# Mackie SRM450v2



## Les (May 28, 2012)

I'm thinking about buying a pair of Mackie SRM450v2's in the (hopefully) near future, and I was wondering what you all think of them? I have heard that the v1 designs had possible thermal problems, which should be taken care of with the v2's, but some of the reviews I've read point to other reliability with the new models. If I buy these, they will probably come from Sweetwater. I've also looked in to the THUMP (TH-15a) series because the price is attractive, but I really want some decent speakers that are going to last. I'm a bit skeptical on the THUMPS.

Their use will be mostly personal; amplifying a keyboard rig, maybe sometimes a small band that I am a member of (Acoustic/elect guitar, keyboard, vocals, djembe), and possibly a small wedding or two (and maybe use my JRX 12" boxes for fills if the venue is deep). Nothing really huge. 

What are your opinions? The SRM450v2's are the highest my budget can handle.


----------



## DaveySimps (May 28, 2012)

Although I have not used them myself, I know several people who use the V2's and love them. One rental company does not take care of their gear at all. It gets tossed around a lot, stored in non-climate controlled garage in the winter, and bouncing around in vans. They are still running like champs for him.

The Thumps appear to be more of a DJ product with exaggerated low end and not as balanced sounding when compared to the V2's. I heard an A/B comparison of the 2(as well as other boxes in that area of the market) and the Thump definitely lost.

~Dave


----------



## neotrotsky (May 29, 2012)

+1 to what DaveySimps said. The Thump series really has a harsh sound between 100Hz to 250Hz and MAN does it stick out! But, While I haven't had my hands personally on the SRM's I've seen them used in quite a few gigs and they have a decent sound. The one thing I have learned is that nearly all Mackie products can take a beating like nobody's business. Sure, there may be product that sounds better, but Mackie will always sound decent and will take the hits. Mackies are worth the cash, but it would serve you well to avoid the Thump series. They just don't sound right for anything but consumer/DJ stuff.


----------



## SHARYNF (May 29, 2012)

If you don't mind used troll Ebay looking for version 1 made in ITALY, they are by far the best Mackie SRM450's

Sharyn


----------



## chausman (May 29, 2012)

CYT Spokane has some 450's, and we love them. We have (and use) four of them for the past 10ish years, on a regular basis (with kids). They are incredibly durable. 
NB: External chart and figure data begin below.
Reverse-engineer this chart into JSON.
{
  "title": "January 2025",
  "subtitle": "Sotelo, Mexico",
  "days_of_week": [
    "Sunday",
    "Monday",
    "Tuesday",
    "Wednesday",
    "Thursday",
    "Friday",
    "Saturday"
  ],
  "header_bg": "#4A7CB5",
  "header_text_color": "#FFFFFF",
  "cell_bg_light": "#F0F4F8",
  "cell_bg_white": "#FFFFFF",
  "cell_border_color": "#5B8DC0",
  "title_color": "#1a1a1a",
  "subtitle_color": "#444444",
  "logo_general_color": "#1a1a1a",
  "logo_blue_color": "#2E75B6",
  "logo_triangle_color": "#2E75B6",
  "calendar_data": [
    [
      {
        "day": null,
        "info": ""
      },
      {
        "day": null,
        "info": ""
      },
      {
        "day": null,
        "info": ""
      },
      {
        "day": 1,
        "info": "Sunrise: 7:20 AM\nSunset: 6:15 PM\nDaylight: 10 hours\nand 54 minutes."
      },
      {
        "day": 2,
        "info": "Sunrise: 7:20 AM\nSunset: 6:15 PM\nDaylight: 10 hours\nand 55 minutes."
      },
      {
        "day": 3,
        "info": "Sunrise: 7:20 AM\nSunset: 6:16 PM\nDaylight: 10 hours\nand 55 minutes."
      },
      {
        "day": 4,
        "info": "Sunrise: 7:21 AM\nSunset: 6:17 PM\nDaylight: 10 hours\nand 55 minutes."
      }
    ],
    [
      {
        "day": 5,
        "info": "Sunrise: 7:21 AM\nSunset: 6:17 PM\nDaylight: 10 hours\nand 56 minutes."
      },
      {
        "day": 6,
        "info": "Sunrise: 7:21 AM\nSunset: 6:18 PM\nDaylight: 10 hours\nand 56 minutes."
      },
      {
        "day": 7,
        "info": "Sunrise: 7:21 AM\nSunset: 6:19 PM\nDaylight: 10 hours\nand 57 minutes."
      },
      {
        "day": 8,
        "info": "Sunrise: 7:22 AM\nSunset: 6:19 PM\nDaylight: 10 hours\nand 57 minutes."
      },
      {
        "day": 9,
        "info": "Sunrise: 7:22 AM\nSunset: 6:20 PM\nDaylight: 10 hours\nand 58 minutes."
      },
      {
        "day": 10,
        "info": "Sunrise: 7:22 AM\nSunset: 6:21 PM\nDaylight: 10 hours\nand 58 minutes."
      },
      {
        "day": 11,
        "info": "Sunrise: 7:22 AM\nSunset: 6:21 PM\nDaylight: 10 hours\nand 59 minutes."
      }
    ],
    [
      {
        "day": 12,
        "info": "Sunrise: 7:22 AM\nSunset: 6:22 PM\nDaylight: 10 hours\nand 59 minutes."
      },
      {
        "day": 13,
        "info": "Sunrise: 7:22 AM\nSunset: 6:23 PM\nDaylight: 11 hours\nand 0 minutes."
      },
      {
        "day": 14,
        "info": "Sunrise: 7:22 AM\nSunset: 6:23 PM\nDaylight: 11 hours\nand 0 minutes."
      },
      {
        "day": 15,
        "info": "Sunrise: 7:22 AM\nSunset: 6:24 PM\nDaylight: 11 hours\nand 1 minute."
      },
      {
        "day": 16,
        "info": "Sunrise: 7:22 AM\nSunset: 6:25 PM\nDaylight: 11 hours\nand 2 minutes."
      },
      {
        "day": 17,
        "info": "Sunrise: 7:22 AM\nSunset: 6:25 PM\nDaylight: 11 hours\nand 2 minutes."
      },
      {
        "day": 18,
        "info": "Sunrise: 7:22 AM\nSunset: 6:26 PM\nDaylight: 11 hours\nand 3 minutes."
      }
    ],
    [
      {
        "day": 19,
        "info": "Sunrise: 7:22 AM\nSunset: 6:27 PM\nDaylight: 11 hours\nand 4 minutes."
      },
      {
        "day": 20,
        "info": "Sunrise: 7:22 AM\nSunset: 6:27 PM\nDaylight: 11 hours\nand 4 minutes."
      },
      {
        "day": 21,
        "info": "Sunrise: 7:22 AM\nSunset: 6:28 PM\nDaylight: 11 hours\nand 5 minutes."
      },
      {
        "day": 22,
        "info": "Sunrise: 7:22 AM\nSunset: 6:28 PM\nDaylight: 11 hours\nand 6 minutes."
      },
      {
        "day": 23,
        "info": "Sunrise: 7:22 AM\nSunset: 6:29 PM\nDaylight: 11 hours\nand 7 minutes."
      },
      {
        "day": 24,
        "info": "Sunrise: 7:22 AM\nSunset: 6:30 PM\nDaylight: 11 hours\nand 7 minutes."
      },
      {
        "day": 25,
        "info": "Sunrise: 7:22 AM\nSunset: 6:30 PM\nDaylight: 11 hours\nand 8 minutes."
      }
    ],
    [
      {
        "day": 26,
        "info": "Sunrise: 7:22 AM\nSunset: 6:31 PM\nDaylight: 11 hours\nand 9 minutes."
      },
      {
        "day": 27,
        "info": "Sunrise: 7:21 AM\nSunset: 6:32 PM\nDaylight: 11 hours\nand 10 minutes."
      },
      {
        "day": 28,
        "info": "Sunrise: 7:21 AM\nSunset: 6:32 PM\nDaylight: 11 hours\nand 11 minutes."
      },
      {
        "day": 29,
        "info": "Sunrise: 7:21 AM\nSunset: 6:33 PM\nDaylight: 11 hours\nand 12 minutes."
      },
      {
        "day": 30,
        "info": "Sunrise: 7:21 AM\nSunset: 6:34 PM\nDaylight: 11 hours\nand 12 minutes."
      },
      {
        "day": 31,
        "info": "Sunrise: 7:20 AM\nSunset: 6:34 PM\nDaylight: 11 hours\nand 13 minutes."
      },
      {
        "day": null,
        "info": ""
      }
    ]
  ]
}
Btw, in case you don't know how to "rig a Mackie srm450" here's a _great_ article. (I copied it because I thought it meant flying them.) http://www.ehow.com/how_8624691_rig-mackie-srm450.html


----------



## BillESC (May 29, 2012)

A word to the wise from an ex Mackie dealer. Service and parts are iffy on Mackie products. Since Greg sold the company the product line has suffered.
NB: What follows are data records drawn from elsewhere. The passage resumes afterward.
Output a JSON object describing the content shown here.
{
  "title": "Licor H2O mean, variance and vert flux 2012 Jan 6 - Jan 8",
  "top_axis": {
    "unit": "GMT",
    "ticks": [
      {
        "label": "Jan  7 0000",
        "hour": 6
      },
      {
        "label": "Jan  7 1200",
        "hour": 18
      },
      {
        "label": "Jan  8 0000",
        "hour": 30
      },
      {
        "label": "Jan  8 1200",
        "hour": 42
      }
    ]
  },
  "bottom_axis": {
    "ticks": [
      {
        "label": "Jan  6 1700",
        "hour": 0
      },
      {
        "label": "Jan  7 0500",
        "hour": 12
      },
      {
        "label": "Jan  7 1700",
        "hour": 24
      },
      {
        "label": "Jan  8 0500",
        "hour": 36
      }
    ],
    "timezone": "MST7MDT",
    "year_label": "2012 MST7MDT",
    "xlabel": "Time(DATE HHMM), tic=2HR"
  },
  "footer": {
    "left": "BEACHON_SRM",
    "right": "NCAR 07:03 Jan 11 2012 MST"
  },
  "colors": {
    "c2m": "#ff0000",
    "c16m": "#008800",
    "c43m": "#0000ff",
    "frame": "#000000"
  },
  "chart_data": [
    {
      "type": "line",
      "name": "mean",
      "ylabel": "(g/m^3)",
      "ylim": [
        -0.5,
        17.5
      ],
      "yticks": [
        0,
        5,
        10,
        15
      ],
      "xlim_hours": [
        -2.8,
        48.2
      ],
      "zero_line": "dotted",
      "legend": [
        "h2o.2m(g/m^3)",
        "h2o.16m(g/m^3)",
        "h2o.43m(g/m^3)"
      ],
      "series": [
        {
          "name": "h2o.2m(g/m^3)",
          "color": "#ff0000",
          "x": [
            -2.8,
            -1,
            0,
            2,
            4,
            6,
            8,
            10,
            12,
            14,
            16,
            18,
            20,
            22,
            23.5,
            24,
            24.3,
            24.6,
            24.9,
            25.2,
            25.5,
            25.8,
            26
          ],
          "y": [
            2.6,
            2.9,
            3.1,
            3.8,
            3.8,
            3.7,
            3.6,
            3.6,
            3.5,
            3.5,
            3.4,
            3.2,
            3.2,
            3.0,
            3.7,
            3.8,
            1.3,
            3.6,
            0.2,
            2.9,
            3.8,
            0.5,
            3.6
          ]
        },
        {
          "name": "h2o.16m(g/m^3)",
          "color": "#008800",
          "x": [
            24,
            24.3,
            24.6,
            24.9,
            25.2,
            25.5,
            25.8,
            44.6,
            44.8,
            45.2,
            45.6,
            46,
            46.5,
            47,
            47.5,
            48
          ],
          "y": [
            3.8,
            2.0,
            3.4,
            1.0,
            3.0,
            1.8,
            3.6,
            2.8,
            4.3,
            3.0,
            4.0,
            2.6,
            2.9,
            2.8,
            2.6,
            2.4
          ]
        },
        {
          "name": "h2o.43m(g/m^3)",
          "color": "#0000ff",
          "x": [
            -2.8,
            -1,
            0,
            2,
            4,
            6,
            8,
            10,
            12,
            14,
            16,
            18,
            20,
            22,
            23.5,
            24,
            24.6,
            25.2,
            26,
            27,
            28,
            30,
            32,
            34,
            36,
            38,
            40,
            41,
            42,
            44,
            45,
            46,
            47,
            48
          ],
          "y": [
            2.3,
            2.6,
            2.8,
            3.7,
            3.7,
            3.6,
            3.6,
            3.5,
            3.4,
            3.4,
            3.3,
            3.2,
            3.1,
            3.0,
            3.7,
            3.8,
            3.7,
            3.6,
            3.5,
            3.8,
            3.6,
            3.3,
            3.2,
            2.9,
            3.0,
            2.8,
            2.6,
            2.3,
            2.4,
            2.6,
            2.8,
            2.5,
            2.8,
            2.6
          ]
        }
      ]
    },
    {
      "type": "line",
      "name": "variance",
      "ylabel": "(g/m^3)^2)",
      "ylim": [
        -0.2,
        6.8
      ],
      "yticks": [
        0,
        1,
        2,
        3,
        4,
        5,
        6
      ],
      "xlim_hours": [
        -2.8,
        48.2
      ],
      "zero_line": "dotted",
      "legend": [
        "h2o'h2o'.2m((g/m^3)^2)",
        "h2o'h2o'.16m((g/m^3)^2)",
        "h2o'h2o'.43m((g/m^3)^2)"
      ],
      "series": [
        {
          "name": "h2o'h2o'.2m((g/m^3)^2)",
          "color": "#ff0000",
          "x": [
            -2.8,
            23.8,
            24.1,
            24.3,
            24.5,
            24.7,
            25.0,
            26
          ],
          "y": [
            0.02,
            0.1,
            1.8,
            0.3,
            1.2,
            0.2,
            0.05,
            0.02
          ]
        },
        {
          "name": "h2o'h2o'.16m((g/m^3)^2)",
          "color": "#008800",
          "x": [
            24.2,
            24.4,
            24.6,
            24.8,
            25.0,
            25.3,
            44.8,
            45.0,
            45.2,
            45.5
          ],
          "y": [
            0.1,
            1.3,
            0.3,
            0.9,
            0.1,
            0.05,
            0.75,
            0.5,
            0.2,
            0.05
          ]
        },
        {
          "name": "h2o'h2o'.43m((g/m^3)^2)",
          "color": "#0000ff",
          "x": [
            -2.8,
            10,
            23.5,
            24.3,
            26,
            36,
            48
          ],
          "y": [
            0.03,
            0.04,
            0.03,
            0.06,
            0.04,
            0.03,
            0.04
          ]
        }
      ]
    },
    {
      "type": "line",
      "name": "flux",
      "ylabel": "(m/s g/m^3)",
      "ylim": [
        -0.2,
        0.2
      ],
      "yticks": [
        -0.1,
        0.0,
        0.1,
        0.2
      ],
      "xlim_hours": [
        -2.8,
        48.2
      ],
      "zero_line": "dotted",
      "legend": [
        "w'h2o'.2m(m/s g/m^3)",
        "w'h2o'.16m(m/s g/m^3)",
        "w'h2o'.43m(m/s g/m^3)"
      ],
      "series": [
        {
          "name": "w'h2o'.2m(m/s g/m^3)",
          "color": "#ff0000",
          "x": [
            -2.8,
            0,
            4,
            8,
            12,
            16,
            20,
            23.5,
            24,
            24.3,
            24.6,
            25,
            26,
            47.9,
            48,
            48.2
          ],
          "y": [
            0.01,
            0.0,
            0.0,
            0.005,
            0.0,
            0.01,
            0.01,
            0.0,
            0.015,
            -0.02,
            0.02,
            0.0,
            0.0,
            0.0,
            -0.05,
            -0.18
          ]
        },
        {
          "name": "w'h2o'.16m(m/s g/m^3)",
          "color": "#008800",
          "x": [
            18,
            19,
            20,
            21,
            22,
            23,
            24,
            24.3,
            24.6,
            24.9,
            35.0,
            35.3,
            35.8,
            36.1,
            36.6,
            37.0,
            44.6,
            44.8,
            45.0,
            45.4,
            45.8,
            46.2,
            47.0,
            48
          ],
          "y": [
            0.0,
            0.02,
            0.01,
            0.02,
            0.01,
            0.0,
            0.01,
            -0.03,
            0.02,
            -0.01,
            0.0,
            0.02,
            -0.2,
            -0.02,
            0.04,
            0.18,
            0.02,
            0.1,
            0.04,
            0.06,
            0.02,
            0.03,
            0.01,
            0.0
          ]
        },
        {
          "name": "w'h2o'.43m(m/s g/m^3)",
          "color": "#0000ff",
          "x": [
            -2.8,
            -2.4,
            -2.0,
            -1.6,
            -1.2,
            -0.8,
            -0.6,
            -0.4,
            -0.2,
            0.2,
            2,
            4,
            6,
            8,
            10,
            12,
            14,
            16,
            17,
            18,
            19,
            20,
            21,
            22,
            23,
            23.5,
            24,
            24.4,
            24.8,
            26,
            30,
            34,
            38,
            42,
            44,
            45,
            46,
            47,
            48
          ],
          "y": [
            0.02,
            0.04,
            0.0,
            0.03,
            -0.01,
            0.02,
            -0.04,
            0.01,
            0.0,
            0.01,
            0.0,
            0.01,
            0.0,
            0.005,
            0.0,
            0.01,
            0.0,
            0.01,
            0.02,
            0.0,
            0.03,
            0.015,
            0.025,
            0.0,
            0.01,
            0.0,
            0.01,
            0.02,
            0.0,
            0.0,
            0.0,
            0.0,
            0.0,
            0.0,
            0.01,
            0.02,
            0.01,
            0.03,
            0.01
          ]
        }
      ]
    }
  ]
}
For around the same money EV's SxA360 is a much better cabinet and made in America (amp module comes from Germany.)


----------



## gafftaper (May 29, 2012)

You might want to look at the EV ZXA1 and/or ZXA5. The cost more but are sweet. I absolutely love the set of ZXA1's we got for my kids' school, clean, loud, and amazingly light weight.


----------



## Les (May 30, 2012)

Those EV's look pretty good. Not as "pretty" as the Mackies, but I'd prefer something that's going to serve me well over something that'll just sit there and look all sporty. The EV SxA360 looks good (a tad expensive), and I've heard a lot of praise regarding the ZXa1. So should I not let that 8" woofer fool me? That was the main reason I had discounted them at first -- I always thought 12" was pushing it. Especially if I were to use them as small-venue mains. Of course, I have those JRX112m's (running off a QSC GX3) as fills if need be, and I'm sure a sub or two would work wonders. Mostly I plan on using the J_unk_RX's as monitors for my little band practices. On the rare occasions that we perform, it is either a small venue and/or there is already a system in place. 

Those ZXa5's are awesome, but too rich for my blood  .


----------



## JohnD (May 30, 2012)

Hey Les, since you are in Dallas, have you stopped by Sound Productions?
Sound Productions
It might be worth it just to see what they have in stock.
EDIT: Actually not so much to see what they have in stock, but to HEAR what they have in stock. 
You might also want to check out the Yamaha DX series, seems to have some good reviews and not much more than the Mackie units. It looks like they have some of the DXR12's in their inventory clearance list, perhaps floor samples?


----------



## SHARYNF (Jun 1, 2012)

Les said:


> Those ZXa5's are awesome, but too rich for my blood  .


Don't forget the option of just getting ONE ZXa5, they work great and can easily outrun several Mackies. Usually I rather get ONE of what I really like than two of a compromize.

I love the ZXa5, have a bunch of them, the only downside is it only has one handle on the side, and the locking to the tripod does not have a knob but rather needs a screw driver. One of those will definitely out perform 2 of your other alternatives.

Sharyn


----------



## ejsandstrom (Jun 2, 2012)

Take a look at the RCF ART series. I demo'd both the Mackies and the RCFs at a store. I ended up buying the RCFs and I still have the opportunity to use both depending on what I am doing. The RCFs blow the mackies away in sound quality. Now with that said we use Mackies for our floor monitors, and they just keep working. They get beat up and stepped on, they dont get turned off so they pop when we trip the breakers, but they always just work.


----------



## Les (Jun 2, 2012)

Thank you all for your recommendations! I will investigate them all more closely. 

Those RCF's look quite amazing. The RCF ART 312a looks like a great box and I have only read positive reviews for them. They're also priced really well!


----------